Header Background Image
    Chapter Index

    Bab 48: Makanan Lezat

    Selama beberapa waktu, bocah itu merasa seperti sedang bermimpi. Ya, itu pasti mimpinya. Dia telah dicabik-cabik oleh cakar Naga Maut Hitam, dan ini hanyalah salah satu fantasi yang dilihat orang-orang setelah mereka meninggal.

    Lagipula, bagaimana mungkin semua itu menjadi nyata?

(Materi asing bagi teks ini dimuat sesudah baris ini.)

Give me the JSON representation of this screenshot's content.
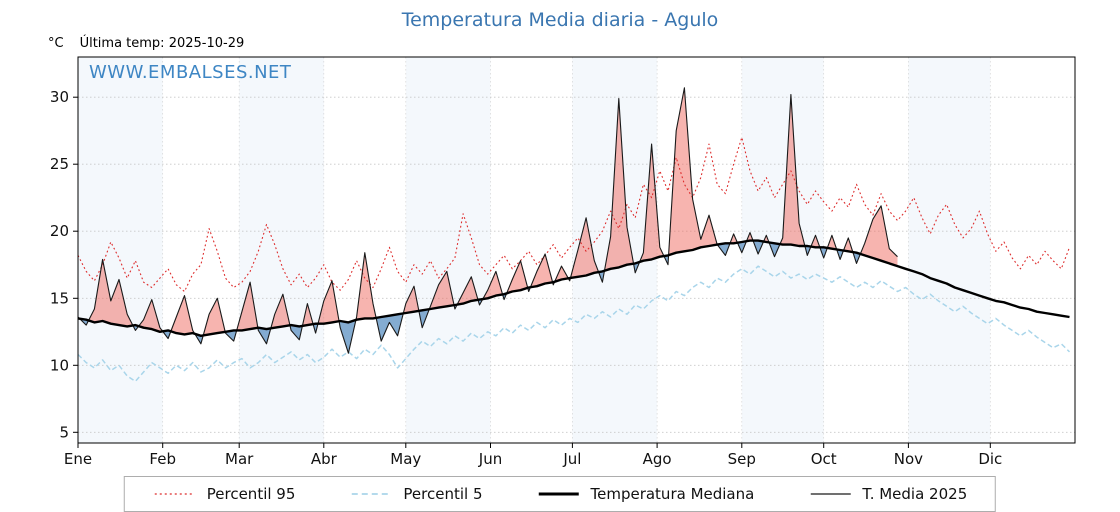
{
  "header": {
    "title": "Temperatura Media diaria - Agulo",
    "unit": "°C",
    "last_temp": "Última temp: 2025-10-29",
    "watermark": "WWW.EMBALSES.NET"
  },
  "colors": {
    "title": "#3a76b0",
    "watermark": "#3e86c4",
    "percentil95": "#dd2c2c",
    "percentil5": "#a9d5ea",
    "mediana": "#000000",
    "t_media_2025": "#1a1a1a",
    "fill_above": "#ef6a5f",
    "fill_below": "#6f9ec9",
    "band": "#ecf4fa",
    "grid": "#c8c8c8",
    "axis": "#000000"
  },
  "legend": {
    "items": [
      {
        "label": "Percentil 95"
      },
      {
        "label": "Percentil 5"
      },
      {
        "label": "Temperatura Mediana"
      },
      {
        "label": "T. Media 2025"
      }
    ]
  },
  "chart_data": {
    "type": "line",
    "title": "Temperatura Media diaria - Agulo",
    "xlabel": "",
    "ylabel": "°C",
    "ylim": [
      4.2,
      33.0
    ],
    "yticks": [
      5,
      10,
      15,
      20,
      25,
      30
    ],
    "grid": true,
    "legend_position": "bottom",
    "x_unit": "day_of_year",
    "months": [
      "Ene",
      "Feb",
      "Mar",
      "Abr",
      "May",
      "Jun",
      "Jul",
      "Ago",
      "Sep",
      "Oct",
      "Nov",
      "Dic"
    ],
    "month_start_days": [
      0,
      31,
      59,
      90,
      120,
      151,
      181,
      212,
      243,
      273,
      304,
      334
    ],
    "step_days": 3,
    "series": [
      {
        "name": "Percentil 95",
        "style": "dotted",
        "color": "#dd2c2c",
        "values": [
          18.2,
          17.0,
          16.3,
          17.5,
          19.2,
          18.0,
          16.5,
          17.8,
          16.2,
          15.8,
          16.5,
          17.2,
          16.0,
          15.5,
          16.8,
          17.5,
          20.2,
          18.5,
          16.5,
          15.8,
          16.2,
          17.0,
          18.5,
          20.5,
          19.0,
          17.2,
          16.0,
          16.8,
          15.8,
          16.5,
          17.5,
          16.2,
          15.6,
          16.4,
          17.8,
          16.5,
          15.8,
          17.2,
          18.8,
          17.0,
          16.2,
          17.5,
          16.8,
          17.8,
          16.5,
          17.2,
          18.0,
          21.3,
          19.5,
          17.5,
          16.8,
          17.5,
          18.2,
          17.2,
          17.8,
          18.5,
          17.5,
          18.2,
          19.0,
          18.0,
          18.8,
          19.5,
          18.5,
          19.2,
          20.0,
          21.5,
          20.2,
          22.0,
          21.0,
          23.5,
          22.5,
          24.5,
          23.0,
          25.5,
          23.5,
          22.5,
          24.0,
          26.5,
          23.5,
          22.8,
          25.0,
          27.0,
          24.5,
          23.0,
          24.0,
          22.5,
          23.5,
          24.5,
          23.0,
          22.0,
          23.0,
          22.2,
          21.5,
          22.5,
          21.8,
          23.5,
          22.0,
          21.2,
          22.8,
          21.5,
          20.8,
          21.5,
          22.5,
          21.0,
          19.8,
          21.2,
          22.0,
          20.5,
          19.5,
          20.2,
          21.5,
          19.8,
          18.5,
          19.2,
          18.0,
          17.2,
          18.2,
          17.5,
          18.5,
          17.8,
          17.2,
          18.8
        ]
      },
      {
        "name": "Percentil 5",
        "style": "dashed",
        "color": "#a9d5ea",
        "values": [
          10.8,
          10.2,
          9.8,
          10.4,
          9.6,
          10.0,
          9.2,
          8.8,
          9.5,
          10.2,
          9.8,
          9.4,
          10.0,
          9.6,
          10.2,
          9.5,
          9.8,
          10.4,
          9.8,
          10.2,
          10.5,
          9.8,
          10.2,
          10.8,
          10.2,
          10.6,
          11.0,
          10.4,
          10.8,
          10.2,
          10.6,
          11.2,
          10.6,
          11.0,
          10.5,
          11.2,
          10.8,
          11.5,
          10.8,
          9.8,
          10.5,
          11.2,
          11.8,
          11.4,
          12.0,
          11.6,
          12.2,
          11.8,
          12.4,
          12.0,
          12.5,
          12.2,
          12.8,
          12.4,
          13.0,
          12.6,
          13.2,
          12.8,
          13.4,
          13.0,
          13.5,
          13.2,
          13.8,
          13.5,
          14.0,
          13.6,
          14.2,
          13.8,
          14.5,
          14.2,
          14.8,
          15.2,
          14.8,
          15.5,
          15.2,
          15.8,
          16.2,
          15.8,
          16.5,
          16.2,
          16.8,
          17.2,
          16.8,
          17.4,
          17.0,
          16.6,
          17.0,
          16.5,
          16.8,
          16.4,
          16.8,
          16.5,
          16.2,
          16.6,
          16.2,
          15.8,
          16.2,
          15.8,
          16.3,
          15.9,
          15.5,
          15.8,
          15.3,
          14.9,
          15.3,
          14.8,
          14.4,
          14.0,
          14.4,
          13.9,
          13.5,
          13.1,
          13.5,
          13.0,
          12.6,
          12.2,
          12.6,
          12.1,
          11.7,
          11.3,
          11.6,
          11.0
        ]
      },
      {
        "name": "Temperatura Mediana",
        "style": "solid-thick",
        "color": "#000000",
        "values": [
          13.5,
          13.4,
          13.2,
          13.3,
          13.1,
          13.0,
          12.9,
          13.0,
          12.8,
          12.7,
          12.5,
          12.6,
          12.4,
          12.3,
          12.4,
          12.2,
          12.3,
          12.4,
          12.5,
          12.6,
          12.6,
          12.7,
          12.8,
          12.7,
          12.8,
          12.9,
          13.0,
          12.9,
          13.0,
          13.1,
          13.1,
          13.2,
          13.3,
          13.2,
          13.4,
          13.5,
          13.5,
          13.6,
          13.7,
          13.8,
          13.9,
          14.0,
          14.1,
          14.2,
          14.3,
          14.4,
          14.5,
          14.6,
          14.8,
          14.9,
          15.0,
          15.2,
          15.3,
          15.5,
          15.6,
          15.8,
          15.9,
          16.1,
          16.2,
          16.4,
          16.5,
          16.6,
          16.7,
          16.9,
          17.0,
          17.2,
          17.3,
          17.5,
          17.6,
          17.8,
          17.9,
          18.1,
          18.2,
          18.4,
          18.5,
          18.6,
          18.8,
          18.9,
          19.0,
          19.1,
          19.1,
          19.2,
          19.3,
          19.3,
          19.2,
          19.1,
          19.0,
          19.0,
          18.9,
          18.9,
          18.8,
          18.8,
          18.7,
          18.6,
          18.5,
          18.4,
          18.2,
          18.0,
          17.8,
          17.6,
          17.4,
          17.2,
          17.0,
          16.8,
          16.5,
          16.3,
          16.1,
          15.8,
          15.6,
          15.4,
          15.2,
          15.0,
          14.8,
          14.7,
          14.5,
          14.3,
          14.2,
          14.0,
          13.9,
          13.8,
          13.7,
          13.6
        ]
      },
      {
        "name": "T. Media 2025",
        "style": "solid-thin",
        "color": "#1a1a1a",
        "ends_day": 300,
        "values": [
          13.6,
          13.0,
          14.2,
          17.9,
          14.8,
          16.4,
          13.8,
          12.6,
          13.4,
          14.9,
          12.8,
          12.0,
          13.6,
          15.2,
          12.6,
          11.6,
          13.8,
          15.0,
          12.4,
          11.8,
          14.0,
          16.2,
          12.6,
          11.6,
          13.8,
          15.3,
          12.6,
          11.9,
          14.6,
          12.4,
          14.8,
          16.3,
          12.8,
          10.9,
          13.6,
          18.4,
          14.6,
          11.8,
          13.2,
          12.2,
          14.6,
          15.9,
          12.8,
          14.4,
          16.0,
          17.0,
          14.2,
          15.4,
          16.6,
          14.5,
          15.6,
          17.0,
          14.9,
          16.4,
          17.8,
          15.5,
          17.0,
          18.3,
          16.0,
          17.4,
          16.3,
          18.6,
          21.0,
          17.8,
          16.2,
          19.6,
          29.9,
          20.3,
          16.9,
          18.4,
          26.5,
          18.8,
          17.5,
          27.5,
          30.7,
          22.4,
          19.4,
          21.2,
          19.0,
          18.2,
          19.8,
          18.4,
          19.9,
          18.3,
          19.7,
          18.1,
          19.5,
          30.2,
          20.6,
          18.2,
          19.7,
          18.0,
          19.7,
          17.9,
          19.5,
          17.6,
          19.1,
          20.9,
          21.9,
          18.7,
          18.1
        ]
      }
    ],
    "fill": {
      "above_median": "red shading where T. Media 2025 > Temperatura Mediana",
      "below_median": "blue shading where T. Media 2025 < Temperatura Mediana"
    }
  }
}
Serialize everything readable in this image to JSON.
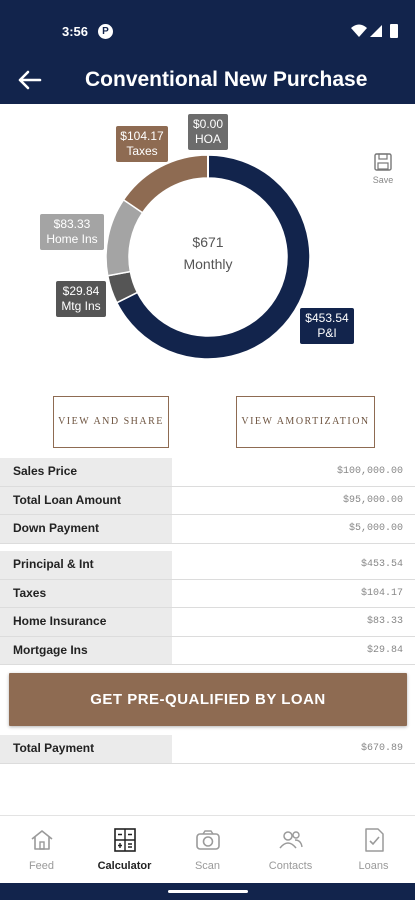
{
  "status_bar": {
    "time": "3:56",
    "app_icon": "P"
  },
  "header": {
    "title": "Conventional New Purchase"
  },
  "chart_data": {
    "type": "pie",
    "style": "donut",
    "center_value": "$671",
    "center_label": "Monthly",
    "slices": [
      {
        "name": "P&I",
        "label": "$453.54",
        "value": 453.54,
        "color": "#12244c"
      },
      {
        "name": "Mtg Ins",
        "label": "$29.84",
        "value": 29.84,
        "color": "#555555"
      },
      {
        "name": "Home Ins",
        "label": "$83.33",
        "value": 83.33,
        "color": "#a4a4a4"
      },
      {
        "name": "Taxes",
        "label": "$104.17",
        "value": 104.17,
        "color": "#8e6b52"
      },
      {
        "name": "HOA",
        "label": "$0.00",
        "value": 0.0,
        "color": "#6c6c6c"
      }
    ]
  },
  "save": {
    "label": "Save"
  },
  "actions": {
    "share_label": "VIEW AND SHARE",
    "amort_label": "VIEW AMORTIZATION"
  },
  "loan_table": [
    {
      "label": "Sales Price",
      "value": "$100,000.00"
    },
    {
      "label": "Total Loan Amount",
      "value": "$95,000.00"
    },
    {
      "label": "Down Payment",
      "value": "$5,000.00"
    }
  ],
  "payment_table": [
    {
      "label": "Principal & Int",
      "value": "$453.54"
    },
    {
      "label": "Taxes",
      "value": "$104.17"
    },
    {
      "label": "Home Insurance",
      "value": "$83.33"
    },
    {
      "label": "Mortgage Ins",
      "value": "$29.84"
    }
  ],
  "cta": {
    "label": "GET PRE-QUALIFIED BY LOAN"
  },
  "total": {
    "label": "Total Payment",
    "value": "$670.89"
  },
  "nav": {
    "feed": "Feed",
    "calculator": "Calculator",
    "scan": "Scan",
    "contacts": "Contacts",
    "loans": "Loans"
  },
  "colors": {
    "primary": "#12244c",
    "accent": "#8e6b52"
  }
}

    Dia telah berbicara kepada Naga Malapetaka dan menungganginya, bersama dengan orang yang telah menyelamatkannya dan putri dari sebuah kerajaan. Mereka telah turun ke ibu kota kekaisaran, mengalahkan kaisar, dan kemudian kembali tanpa kesulitan apa pun. Hanya dalam cerita yang dibuat-buat hal-hal seperti itu dapat terjadi—dan pemandangan mustahil yang telah dilihatnya di sepanjang jalan telah membuatnya yakin bahwa itu semua ada dalam pikirannya.

    Seorang pria menyerbu ke dalam pasukan besar dan menciptakan gelombang perak dari bilah-bilah terbang yang tak terhitung jumlahnya. Sinar seterang matahari yang menjulang tinggi ke langit sebelum terbelah dan menghujani ibu kota kekaisaran seperti hujan meteor. Seorang wanita cantik berpakaian baju besi perak, menghancurkan benteng-benteng logam yang menjulang tinggi seolah-olah terbuat dari tanah liat. Dan yang paling mustahil dari semuanya, dia berhasil membantu orang lain melawan monster-monster raksasa.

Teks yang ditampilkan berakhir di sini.